Speaking of adopting a whole-system approach, we have recently published three further local system review reports focusing on: Birmingham, Liverpool, Cumbria, and Bradford.

CQC reviewers in Birmingham found a clear intent from the system’s new leadership to improve how people move through health and social care services, but the reality for people has been that fragmented services have led to disjointed care.

In Liverpool, we found there was a clear strategic direction for health and social care, focused on the needs of people living in the city, and described in the One Liverpool strategy, However, the experiences of people using health and social care services varied, with people not always being seen in the right place, at the right time, or by the right person.

Variation was also seen in Cumbria. While there is a health and wellbeing strategy and vision for the whole of Cumbria for the organisations involved, the review found inconsistency in how the strategy was interpreted and how services were delivered, and CQC reviewers found that older people had inconsistent experiences of health and social care.

In Bradford, meanwhile, there was a clear shared and agreed purpose, vision and strategy described in the Happy, Healthy at Home plan which was articulated throughout all levels of the system, and which most staff across all sectors were committed to.
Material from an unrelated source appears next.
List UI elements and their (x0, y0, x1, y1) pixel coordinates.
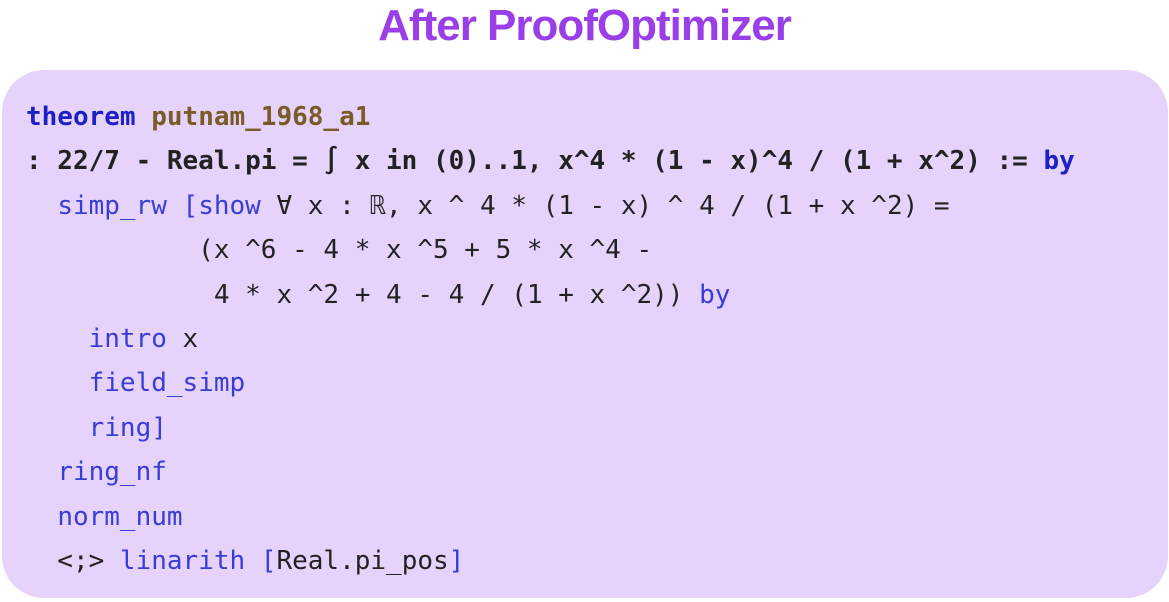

As with the other systems, however, there was some variation, with people in some areas having to rely on the emergency services because they could not get a GP or district nurse to attend in person.

New agreement to monitor quality and safety of independent healthcare services

As part of our work to improve how we monitor the quality and safety of independent healthcare services, I am pleased that we have developed new Memorandum of Understanding (MoU), agreements with four health insurers: AXA, BUPA, AVIVA and Vitality. As the main funders of care paid for privately, insurance companies hold data about the quality of care of providers they commission from, and data on experiences from claimants using those services. The information we receive will help us maintain an effective regulatory system, to ensure people are provided with safe, effective, compassionate, high-quality care.

CQC appoints new chief executive

Finally, I am sure you will have seen the news that Ian Trenholm has been appointed as CQC’s new chief executive. He will join us from NHS Blood and Transplant in July. Congratulations to Ian, and welcome to CQC!